By Lucy Shelley
The dramatic industry has been constantly criticised for the lack of representation of women. Throughout history, women have taken a back foot which is subsequently reflected in the arts. In response, we have seen a recent surge of all-female casts and female protagonists. However, some of these castings feel more like forced political correctness, so I was eager to see how The Leeds Playhouse handles a female Hamlet. Shakespeare’s (male orientated) plays have been known to be relevant in all time periods but more recently, we have come to witness his characters bridge gender as well. The Leeds Playhouse’s production of Hamlet is an impressive example of how gender swaps can be successful and produce an equally impactful production.
The Leeds Playhouse produced a dramatic modern retelling of the revenge tale. A minimalist symmetrical set portrayed the controlled order of the military state and the entrapment that Hamlet felt in his mind. The constant mist mirrored the imagery of the disease in Shakespeare’s writing. This production clearly reflected the text in detail however, the striking difference were the gender swaps of the originally male characters: Hamlet, Polonius and Horatio.
With Hamlet as a woman, the relationship with Ophelia was therefore a homosexual one. Shakespeare’s writing often has male homosexual references but never portrays a lesbian love. Considering a relationship like this was never written for these characters, it worked convincingly. It added a different and more literal meaning to Hamlet’s comedic line ‘man delight not me.’ Furthermore, when Polonius tries to prevent the relationship of Ophelia and Hamlet, this could be seen as a homophobic view of older generations, reflecting discriminations that are apparent in today’s society. Hamlet contains themes of appearance of reality as in many of Shakespeare’s plays. The line ‘to hold, a ‘twere, a mirror up to nature’ explains the purpose of art in society: to represent the world and our place in it. Shakespeare’s plays have been commended for the ability to relevant to audiences of different time periods. In this production, his work, again, successfully reflects the current world we live in where LGBTQ+ community is more widely accepted yet prejudices still remain.
Although the same story is being told, the gender swaps also provide new meanings that haven’t been explored in the original telling of the play. For example, Hamlet is often compared to Laertes as a revenge hero. Laertes is the far better one at that: he is decisive and active in his revenge whereas Hamlet delays her action. This contrast is emphasised by their differing sex. Laertes’ motivated revenge can be seen as a violent male impulse and Hamlet’s delay representing more thoughtful female qualities, tending to be less violent than her male counterpart.

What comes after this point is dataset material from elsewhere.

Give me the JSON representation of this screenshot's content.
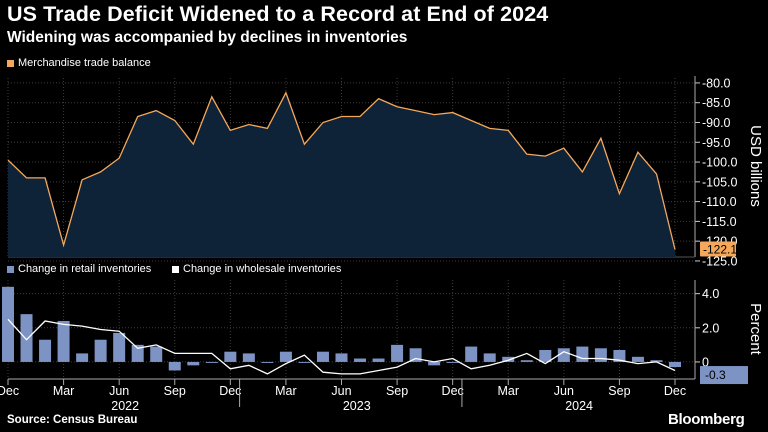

The theme of being watched is portrayed well in the play. Hamlet is never alone when giving her monologues; other characters are visible upstage. The set consisted primarily of six streetlights with tannoys, painting a sense of entrapment and the felling that you’re being observed. This is true, of course, for Hamlet, whose ‘madness’ and disposition are under constant scrutiny. With the recasting of Hamlet as female, these bring light to the issues that women face in society. Do they too feel trapped and observed like Hamlet? Hamlet’s suffering could align with the suffering felt by women in society who have expectations thrust upon them, particularly in the current age of social media.
This is why Shakespeare’s work is relevant to so many audiences. His characters are so relatable in their exhibition of human qualities that modern day audiences can relate personally, despite the different contexts, with characters written over 400 years ago.